Ex-FPÖ-Politiker verschickt Morddrohung

Ausgeforscht

Ex-FPÖ-Politiker verschickt Morddrohung

Ein 70-jähriger Obersteirer, der eineinhalb Jahrzehnte lang Drohbriefe an Politiker und Private verschickt hat, ist von der Polizei in Zusammenarbeit mit dem Landesamt für Verfassungsschutz und Terrorismusbekämpfung ausgeforscht worden. Der Mann hatte u.a. einen der in dieser Zeit damals ranghöchsten Landespolitiker mit einer Bombe und Manipulationen an seinem Motorrad gedroht und seine Schreiben mit NS-Symbolen und dem Hinweis auf die "Bajuwarische Befreiungsfront" - in deren Namen der Bombenbauer Franz Fuchs in den 1990er Jahren operiert hatte - versehen.

Morddrohungen
Sein letzter Brief, der eine Morddrohung gegen einen Politiker seiner Gemeinde enthielt, hatte im Sommer dieses Jahres den Ermittlern den entscheidenden Hinweis geliefert: Die gesicherte DNA-Spur erbrachte einen Treffer in der Datenbank, das Schriftbild des mit Schreibmaschine abgefassten Schreibens fand sich in alten Aktenstücken der Ennstaler Gemeinde wieder und lenkte den Verdacht auf den bisher unbescholtenen Alt-Bauern, der früher lokal auch als FPÖ-Parteifunktionär tätig war. Eine Hausdurchsuchung, bei der die Schreibmaschine sichergestellt wurde, und weitere DNA-Vergleiche brachten dann Gewissheit - der 70-Jährige gestand. Ihm konnten zumindest 15 Drohbriefe zugeordnet werden. Seine Rechtfertigung: Er habe damit seinem Ärger gegenüber ihm verhassten Personen Luft machen wollen.

Drohbriefe zu Weihnachten
Einschlägige Schreiben richtete er seit 2005 auch an einen hochrangigen Landespolitiker und seine Ehefrau, die er regelmäßig zu Weihnachten mit einschlägigen Drohungen bedachte: Er kündigte ein Bombenattentat und Manipulationen an seinem Motorrad an, die zu einem Unfall führen würden. Um seinen Drohungen offenbar Nachdruck zu verleihen, nannte er die "Bajuwarische Befreiungsfront", zeichnete mit "Heil Hitler!" und Hakenkreuz.

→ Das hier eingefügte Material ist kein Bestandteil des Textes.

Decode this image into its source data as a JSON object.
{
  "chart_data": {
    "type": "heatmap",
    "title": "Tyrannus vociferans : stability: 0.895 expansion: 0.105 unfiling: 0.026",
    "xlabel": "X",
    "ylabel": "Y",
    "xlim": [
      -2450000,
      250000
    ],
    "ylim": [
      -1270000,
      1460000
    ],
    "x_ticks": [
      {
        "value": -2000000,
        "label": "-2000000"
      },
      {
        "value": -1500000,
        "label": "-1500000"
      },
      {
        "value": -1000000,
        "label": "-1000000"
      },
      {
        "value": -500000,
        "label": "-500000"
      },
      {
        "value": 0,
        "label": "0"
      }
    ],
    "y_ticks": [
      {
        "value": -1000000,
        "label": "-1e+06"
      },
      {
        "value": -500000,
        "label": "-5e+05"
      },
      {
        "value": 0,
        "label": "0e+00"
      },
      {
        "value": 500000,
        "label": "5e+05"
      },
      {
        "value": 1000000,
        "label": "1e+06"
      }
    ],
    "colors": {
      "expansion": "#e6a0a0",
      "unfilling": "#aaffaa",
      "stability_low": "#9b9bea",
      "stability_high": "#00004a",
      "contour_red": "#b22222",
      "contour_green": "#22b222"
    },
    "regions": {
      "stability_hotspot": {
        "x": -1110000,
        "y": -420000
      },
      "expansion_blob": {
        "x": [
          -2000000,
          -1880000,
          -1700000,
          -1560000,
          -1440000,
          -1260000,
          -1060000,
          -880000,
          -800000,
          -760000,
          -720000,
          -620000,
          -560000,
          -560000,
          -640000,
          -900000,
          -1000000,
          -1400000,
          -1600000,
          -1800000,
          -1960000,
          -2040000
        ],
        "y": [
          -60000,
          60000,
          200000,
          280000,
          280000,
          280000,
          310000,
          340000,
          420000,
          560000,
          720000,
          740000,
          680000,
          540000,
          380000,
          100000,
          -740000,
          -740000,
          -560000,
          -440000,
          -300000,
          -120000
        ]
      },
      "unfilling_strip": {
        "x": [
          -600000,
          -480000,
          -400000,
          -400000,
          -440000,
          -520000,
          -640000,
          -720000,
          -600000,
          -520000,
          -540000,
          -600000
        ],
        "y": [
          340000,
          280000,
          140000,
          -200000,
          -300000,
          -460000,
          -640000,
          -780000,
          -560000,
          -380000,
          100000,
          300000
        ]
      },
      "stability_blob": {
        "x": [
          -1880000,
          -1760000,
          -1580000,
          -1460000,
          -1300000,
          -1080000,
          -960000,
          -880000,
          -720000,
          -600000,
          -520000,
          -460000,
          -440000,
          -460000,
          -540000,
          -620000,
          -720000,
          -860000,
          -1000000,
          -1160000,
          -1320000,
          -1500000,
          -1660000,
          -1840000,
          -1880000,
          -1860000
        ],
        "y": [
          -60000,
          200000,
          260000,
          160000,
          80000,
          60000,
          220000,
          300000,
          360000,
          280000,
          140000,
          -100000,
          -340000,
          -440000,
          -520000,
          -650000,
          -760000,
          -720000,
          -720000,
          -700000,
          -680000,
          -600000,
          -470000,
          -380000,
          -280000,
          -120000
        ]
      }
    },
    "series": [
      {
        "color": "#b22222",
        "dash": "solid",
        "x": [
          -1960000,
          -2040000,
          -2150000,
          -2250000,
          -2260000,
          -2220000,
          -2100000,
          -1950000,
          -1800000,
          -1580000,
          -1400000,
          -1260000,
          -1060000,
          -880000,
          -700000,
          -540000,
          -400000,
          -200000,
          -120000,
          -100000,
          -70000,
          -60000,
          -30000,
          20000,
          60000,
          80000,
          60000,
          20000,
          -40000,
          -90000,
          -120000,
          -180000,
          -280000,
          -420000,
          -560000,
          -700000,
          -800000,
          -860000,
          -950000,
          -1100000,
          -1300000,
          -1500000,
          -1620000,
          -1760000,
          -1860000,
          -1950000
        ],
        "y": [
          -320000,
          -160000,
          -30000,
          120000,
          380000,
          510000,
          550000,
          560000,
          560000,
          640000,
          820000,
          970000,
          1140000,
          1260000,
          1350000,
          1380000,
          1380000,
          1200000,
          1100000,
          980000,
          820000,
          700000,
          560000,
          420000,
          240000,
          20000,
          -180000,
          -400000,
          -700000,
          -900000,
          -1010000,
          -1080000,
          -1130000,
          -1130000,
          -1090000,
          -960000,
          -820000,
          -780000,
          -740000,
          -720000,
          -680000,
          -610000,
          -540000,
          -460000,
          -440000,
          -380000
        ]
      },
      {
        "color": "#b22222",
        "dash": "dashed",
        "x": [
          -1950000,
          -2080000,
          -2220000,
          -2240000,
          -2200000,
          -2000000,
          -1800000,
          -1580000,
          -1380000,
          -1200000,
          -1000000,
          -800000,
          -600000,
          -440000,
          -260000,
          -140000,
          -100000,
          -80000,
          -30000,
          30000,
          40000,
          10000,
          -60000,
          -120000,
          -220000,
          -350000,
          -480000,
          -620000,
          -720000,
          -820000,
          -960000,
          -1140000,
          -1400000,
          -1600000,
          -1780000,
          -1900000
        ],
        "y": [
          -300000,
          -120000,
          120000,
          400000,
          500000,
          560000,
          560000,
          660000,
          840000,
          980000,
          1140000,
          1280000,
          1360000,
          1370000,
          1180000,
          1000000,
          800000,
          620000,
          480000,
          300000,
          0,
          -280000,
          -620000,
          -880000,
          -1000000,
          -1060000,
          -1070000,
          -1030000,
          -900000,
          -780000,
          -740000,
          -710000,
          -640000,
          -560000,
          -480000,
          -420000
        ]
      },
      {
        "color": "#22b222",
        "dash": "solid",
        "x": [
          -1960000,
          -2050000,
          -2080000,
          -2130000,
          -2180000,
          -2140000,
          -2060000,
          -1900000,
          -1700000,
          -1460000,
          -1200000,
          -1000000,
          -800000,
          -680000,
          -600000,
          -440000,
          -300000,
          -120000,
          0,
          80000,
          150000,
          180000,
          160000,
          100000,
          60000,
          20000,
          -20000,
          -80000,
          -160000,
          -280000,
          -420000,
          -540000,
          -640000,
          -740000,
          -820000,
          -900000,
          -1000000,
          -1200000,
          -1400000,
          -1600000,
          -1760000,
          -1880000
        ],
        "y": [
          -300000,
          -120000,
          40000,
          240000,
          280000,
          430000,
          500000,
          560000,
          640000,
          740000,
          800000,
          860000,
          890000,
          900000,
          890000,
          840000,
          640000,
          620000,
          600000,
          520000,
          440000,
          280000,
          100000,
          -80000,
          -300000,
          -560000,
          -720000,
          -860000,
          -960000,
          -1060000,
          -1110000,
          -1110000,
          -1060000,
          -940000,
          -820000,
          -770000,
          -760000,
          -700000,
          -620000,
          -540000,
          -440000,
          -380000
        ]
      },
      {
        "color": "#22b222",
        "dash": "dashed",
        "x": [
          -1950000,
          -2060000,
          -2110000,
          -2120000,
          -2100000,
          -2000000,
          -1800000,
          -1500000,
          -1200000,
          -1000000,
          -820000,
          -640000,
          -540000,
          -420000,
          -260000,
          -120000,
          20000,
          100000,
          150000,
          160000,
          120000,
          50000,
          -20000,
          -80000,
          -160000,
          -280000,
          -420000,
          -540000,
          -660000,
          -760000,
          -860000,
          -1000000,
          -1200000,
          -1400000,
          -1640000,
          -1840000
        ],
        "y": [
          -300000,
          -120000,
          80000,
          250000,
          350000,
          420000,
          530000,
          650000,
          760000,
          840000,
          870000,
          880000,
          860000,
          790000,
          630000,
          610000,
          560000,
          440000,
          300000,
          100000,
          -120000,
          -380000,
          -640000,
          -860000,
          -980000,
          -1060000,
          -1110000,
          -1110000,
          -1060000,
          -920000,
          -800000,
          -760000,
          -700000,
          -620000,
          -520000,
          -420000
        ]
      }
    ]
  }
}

Wie es vom ermittelnden Beamten hieß, sympathisiere der Obersteirer zwar mit nationalsozialistischen Gedankengut, er dürfte aber nicht in der rechtsextremen Szene vernetzt sein. Seine Drohungen verfasste er in Reaktion auf sachpolitische Entscheidungen, mit denen er nicht einverstanden war. Er wollte den Adressaten "eine Breitseite verpassen, damit sei nachdenken und ihr Handeln ändern", so der Ermittler unter Bezug auf die Einvernahmen. Der Beschuldigte wurde wegen schwerer Nötigung, gefährlicher Drohung, Verleumdung und Beleidigung auf freiem Fuß angezeigt.